É quase uma exposição do “nada”, as transições de um local “vazio” para outro. Não
por acaso o álbum tem o nome de “tenha bons sonhos”, se dormir é um espaço de
tempo onde objetivamente coisa algum acontece. Quase um ritual místico para o “sono”,
para que a tristeza de toda a primeira parte possa ser -durante esse período-
esquecida.
Claro que esse esquecimento
temporário não significa uma tentativa de fuga. Ao acordar vamos ter que
confrontar com as mesmas merdas pendentes do dia seguinte, não há escapatória.
Justamente por estarmos nessa prisão sem saídas, que devemos aproveitar ao
máximo esses períodos “entre” os acontecimentos. A última faixa, “boa noite, punpun” é uma referência ao
mangá Oyasumi Punpun, de Inio Asano, onde a personagem principal
passa por uma série de situações que o força ser adulto, onde as pessoas tentam
encontrar significado para sua existência, e no fim ninguém encontra um significado
pleno.
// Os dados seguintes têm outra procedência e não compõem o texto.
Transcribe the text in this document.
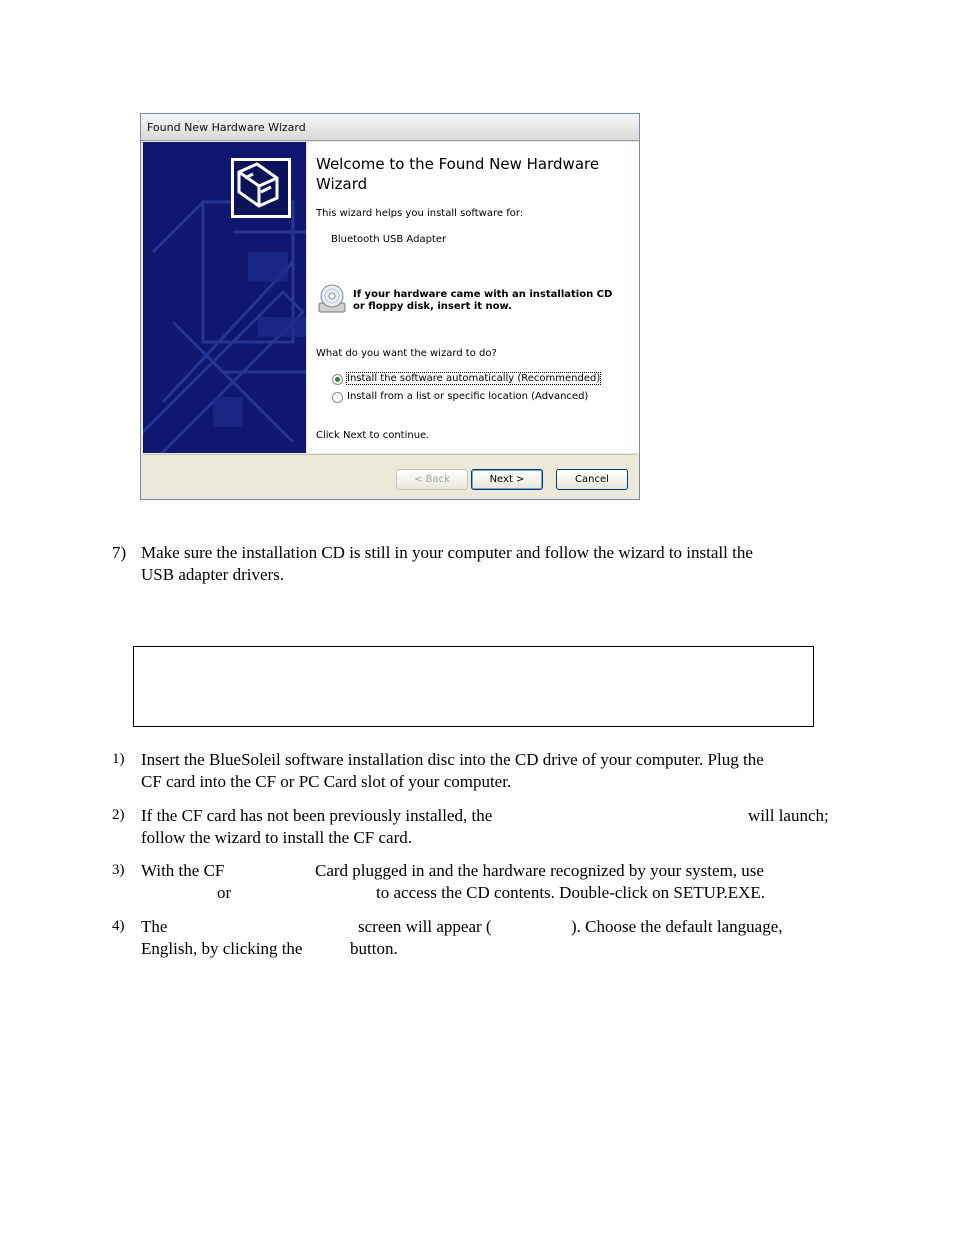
Found New Hardware Wizard
Welcome to the Found New Hardware Wizard
This wizard helps you install software for:
Bluetooth USB Adapter
If your hardware came with an installation CD
or floppy disk, insert it now.
What do you want the wizard to do?
Install the software automatically (Recommended)
Install from a list or specific location (Advanced)
Click Next to continue.
< Back	Next >	Cancel
7) Make sure the installation CD is still in your computer and follow the wizard to install the
USB adapter drivers.
1) Insert the BlueSoleil software installation disc into the CD drive of your computer. Plug the
CF card into the CF or PC Card slot of your computer.
2) If the CF card has not been previously installed, the	will launch;
follow the wizard to install the CF card.
3) With the CF	Card plugged in and the hardware recognized by your system, use
or	to access the CD contents. Double-click on SETUP.EXE.
4) The	screen will appear (	). Choose the default language,
English, by clicking the	button.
Aliás, “tenha bons sonhos” encaixa completamente no ambiente do mangá.
As emoções que se contradizem, o ciclo que nossa vida se transforma e ainda sim
uma realidade imutável, praticamente intransponível. Dessa morte inescapável,
porém, surge a poesia, as iminências que atravessam nossas experiências e fazem
brotar sensações que nos atinge na pele, potencializando nossas possibilidades,
nossas angústias.
Toda essa sensação de prisão que
perpetua a audição de “tenha bons sonhos” é de uma constatação de nossos
limites físicos, sofrimentos psicológicos. Nós queremos morrer, nós queremos
viver e é justamente essa diversidade (que muitas vezes nos esgota) que cava
sentimentos mais profundos e sinceros. O hateyourmusic
amplia seu espaço (o espaço “negativo”, o campo da “escuridão”) para valorizar
as coisas que ficam retidas. Para evidenciar o massacre da realidade e se
maravilhar com o vazio.
eu realmente gosto muito desse artista, e é incrível a forma que conseguem me atingir como suas músicas. é um som delicado e ao mesmo tempo impactante pra mim.